The best option for Greece would appear to be a euro exit and a default on foreign debt. This would, of course, create serious difficulties for the country, as its credit worthiness would be destroyed and its currency- induced improvement in competitiveness would most probably be inflated away very quickly. However, this would probably still be a better option than the current austerity path. It is hard to see how the country could remain in the euro if it defaults and turns its back on the austerity pledges underlying its bailout.
From a European leadership perspective this represents a potential nightmare. Some in Germany believe that Greece could exit a system — into which it should never have been allowed in the first place — without affecting the rest of the system. It is not at all clear how this could be achieved.

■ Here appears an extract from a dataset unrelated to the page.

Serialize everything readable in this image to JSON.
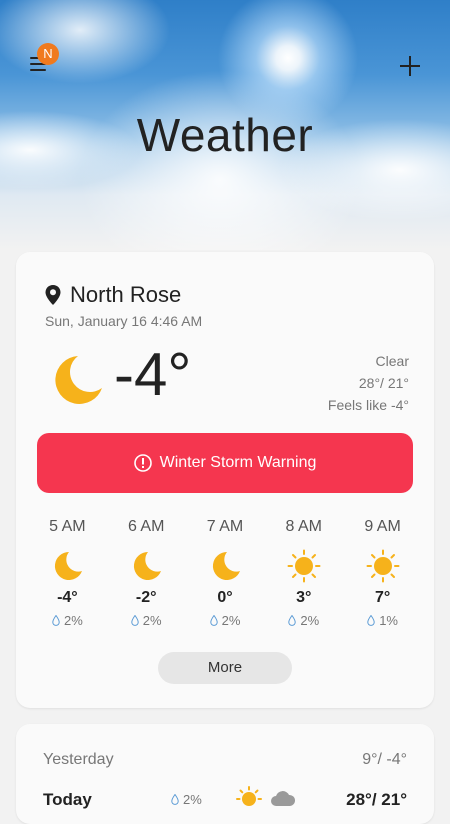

A full Greek default could cause serious difficulties for many European banks, and the ECB would have to stand ready to do whatever is necessary to recapitalise those banks.
However, the real problem is that a number of other eurozone countries are also in serious difficulty and it is not at all clear how the contagion created by a Greek exit from the system could actually be contained. A serious firewall will have to be built around Greece to avoid a contagion affect that could easily blow the whole edifice apart.
It appears that the future of the whole euro project is now teetering on the brink and it could go either way.
The notion that the creation of a hard euro containing the core eurozone economies, of which Ireland is not one, and a soft euro containing the rest is fanciful. If the euro breaks up, there would no advantage for ‘softer’ states in forming a ‘soft’ euro. They would be better off allowing their currencies fall sharply in value.
Whatever happens, it is not going to be painless or easy for the whole of Europe, but very strong political decisions and leadership will be required to keep the euro in tact. This all creates a very difficult backdrop for Ireland and voting no in the current circumstances would appear suicidal.